The IBM Family Day event (serving as the IRO's annual meeting) saw attendance plummet from 270 in 1993 to just 52 this year. Dues-paying members likewise declined from 195 in 1993 to just 40 in 2015.
"No more hotdog day, no more family picnic," Andis summarized.
He rationalized that it shows that the decision to disband the club -- just as in retrospect the gut-wrenching decision to close the plant has proven correct, it was agreed -- "was the right decision."
Fellow IRO member John Davies of Fillmore called the organization's demise "a sad situation," knowing that it was the final official gathering of the group, some of whom had been connected to IBM since it opened its doors in Greencastle in 1954.
Tom Roach was there, noting that he was the first Greencastle person hired to work at the new plant on the city's East Side oh so long ago.
There was no Veterans Highway then. No Putnam Plaza. Not even the first Greencastle Walmart. There were no stoplights on the east end of town what with the commercial district ending at the old Dairy Queen on what is now Longcastle Drive.
"You realize that was 60 years ago or 61," Andis remarked as Roach recalled being put to work setting up equipment in the local IBM plant.
Others hired at the same time, meanwhile, were sent to Endicott, N.Y., for training. And a long association with the computer giant was born.
Through those years, Andis said IBM operated under a creed that included three basic principles, enumerating them as:
-- Excellence in all we do.
-- Respect to individuals.
-- Providing the best customer service in the world.
Meanwhile, IBM's white-collar workforce shopped for suits and ties and white shirts at Cannon's and Mac's men's stores in Greencastle when the company was in its heyday. Today there is not a single men's clothing store in town as the local workforce has shifted to blue collar in the aftermath of the IBM departure.
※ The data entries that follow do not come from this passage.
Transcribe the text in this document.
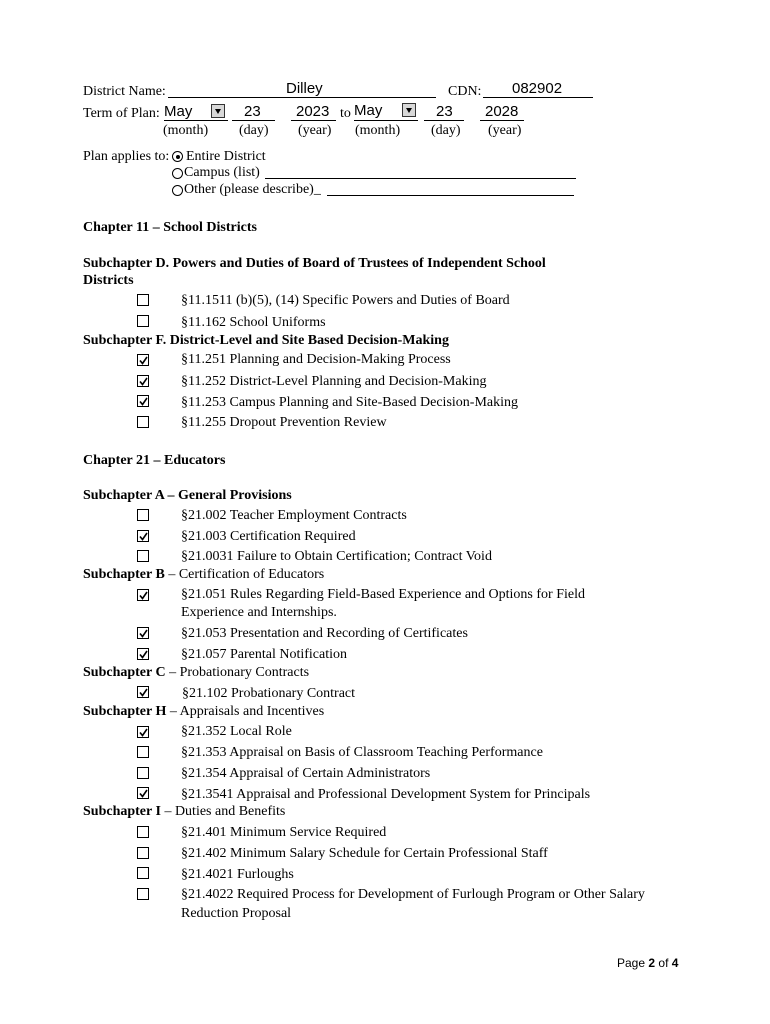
District Name:	Dilley	CDN: 082902
Term of Plan: May	23 2023 to May	23 2028
(month) (day) (year) (month) (day) (year)
Plan applies to: Entire District
Campus (list)
Other (please describe)_
Chapter 11 – School Districts
Subchapter D. Powers and Duties of Board of Trustees of Independent School
Districts
§11.1511 (b)(5), (14) Specific Powers and Duties of Board
§11.162 School Uniforms
Subchapter F. District-Level and Site Based Decision-Making
§11.251 Planning and Decision-Making Process
§11.252 District-Level Planning and Decision-Making
§11.253 Campus Planning and Site-Based Decision-Making
§11.255 Dropout Prevention Review
Chapter 21 – Educators
Subchapter A – General Provisions
§21.002 Teacher Employment Contracts
§21.003 Certification Required
§21.0031 Failure to Obtain Certification; Contract Void
Subchapter B – Certification of Educators
§21.051 Rules Regarding Field-Based Experience and Options for Field
Experience and Internships.
§21.053 Presentation and Recording of Certificates
§21.057 Parental Notification
Subchapter C – Probationary Contracts
§21.102 Probationary Contract
Subchapter H – Appraisals and Incentives
§21.352 Local Role
§21.353 Appraisal on Basis of Classroom Teaching Performance
§21.354 Appraisal of Certain Administrators
§21.3541 Appraisal and Professional Development System for Principals
Subchapter I – Duties and Benefits
§21.401 Minimum Service Required
§21.402 Minimum Salary Schedule for Certain Professional Staff
§21.4021 Furloughs
§21.4022 Required Process for Development of Furlough Program or Other Salary
Reduction Proposal
Page 2 of 4
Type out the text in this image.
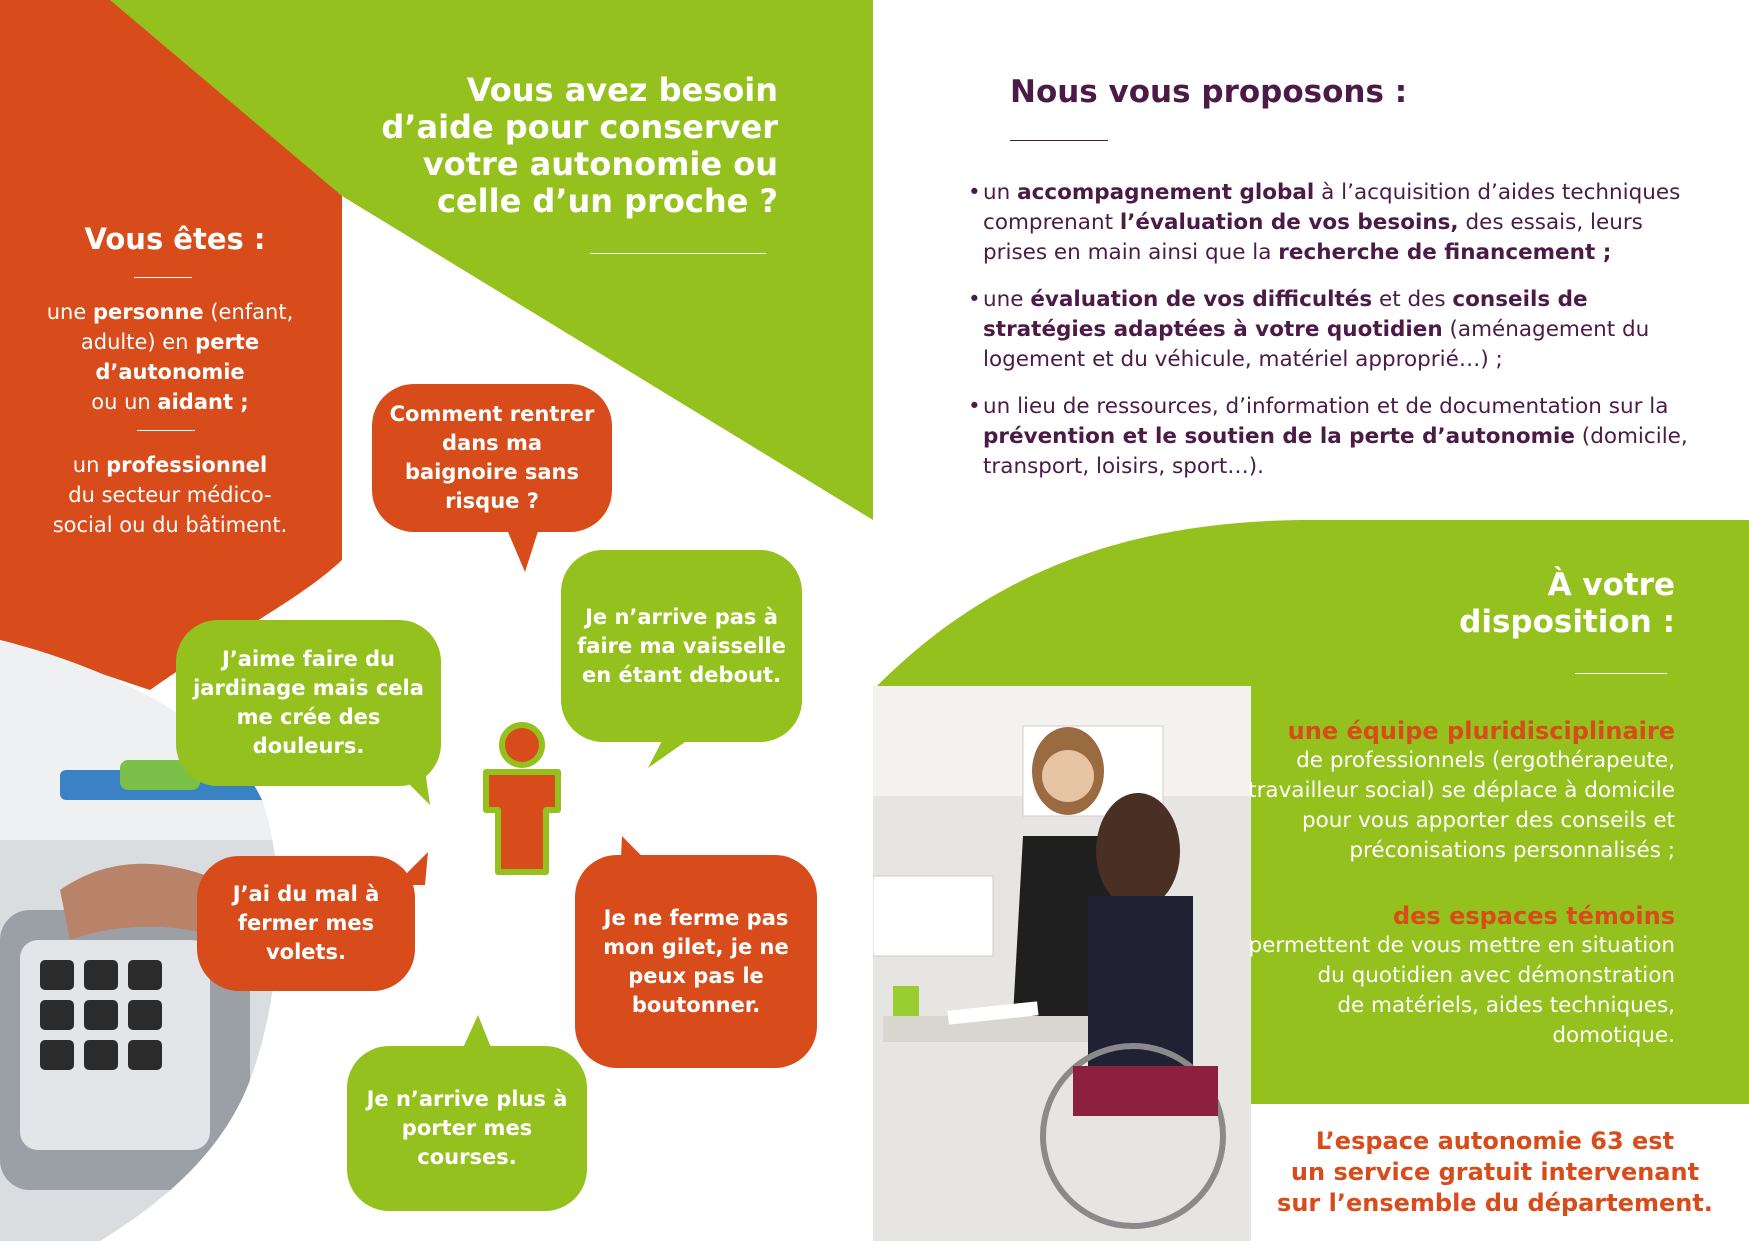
Vous êtes :
une personne (enfant,
adulte) en perte
d’autonomie
ou un aidant ;
un professionnel
du secteur médico-
social ou du bâtiment.
Vous avez besoin
d’aide pour conserver
votre autonomie ou
celle d’un proche ?
Comment rentrer dans ma baignoire sans risque ?
J’aime faire du jardinage mais cela me crée des douleurs.
Je n’arrive pas à faire ma vaisselle en étant debout.
J’ai du mal à fermer mes volets.
Je ne ferme pas mon gilet, je ne peux pas le boutonner.
Je n’arrive plus à porter mes courses.
Nous vous proposons :
• un accompagnement global à l’acquisition d’aides techniques comprenant l’évaluation de vos besoins, des essais, leurs prises en main ainsi que la recherche de financement ;
• une évaluation de vos difficultés et des conseils de stratégies adaptées à votre quotidien (aménagement du logement et du véhicule, matériel approprié…) ;
• un lieu de ressources, d’information et de documentation sur la prévention et le soutien de la perte d’autonomie (domicile, transport, loisirs, sport…).
À votre
disposition :
une équipe pluridisciplinaire
de professionnels (ergothérapeute,
travailleur social) se déplace à domicile
pour vous apporter des conseils et
préconisations personnalisés ;
des espaces témoins
permettent de vous mettre en situation
du quotidien avec démonstration
de matériels, aides techniques,
domotique.
L’espace autonomie 63 est
un service gratuit intervenant
sur l’ensemble du département.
Even when IBM made its decision to close the Greencastle plant instead of a similar facility in Mechanicsburg, Pa., it did so with extreme class, paying its promised share of United Way funds for three years, donating the building and land to the city for future development and offering unprecedented retirement packages to employees, as well as enlisting Merrill Lynch to market and sell the 200 local homes that suddenly went on the market because of those transferred to other IBM facilities.
IBM never duplicated those efforts in closing later facilities around the world.
"Greencastle was such a small town," Andis explained, "they didn't want to leave an international black mark on it. They wanted to ride out of town on a white horse."
Roach recalled how the "big meeting" was called Nov. 11, 1986 to announce the fateful decision, and even employees on vacation were told they had to to come in to hear the shocking news.
"People started crying," he said. "Even some of the managers were crying."
"They weren't alone," Andis said, calling it "one of those days that are so crystal clear you remember who said what, and where you were standing when they said it."
Making that decision sting even more, was a notion the Greencastle plant was considered a much-better performing operation than the Mechanicsburg site, Andis noted.
"But because of the demographics," he added, "we were the plant they closed. We had more people able to retire, and it made more sense to close Greencastle."
Of course, that didn't make the decision any easier to swallow at the time as Greencastle lost 40 percent of its tax base and a huge chunk of the disposable income within the community with the plant closing.
But most of the former IBM workers have come to accept the 1986 closing decision over the course of time, Davies and other retirees said.
"Some are still bitter," Davies admitted, however.
Yet the end of the club isn't seen as "opening any old wounds at all," Andis believes. "In a sense, it's cathartic for people.
"You have to face reality," Andis conceded as other IRO members meandered out of the restaurant to face the day after convening their group for the final time. "Thank God for the opportunities we've had."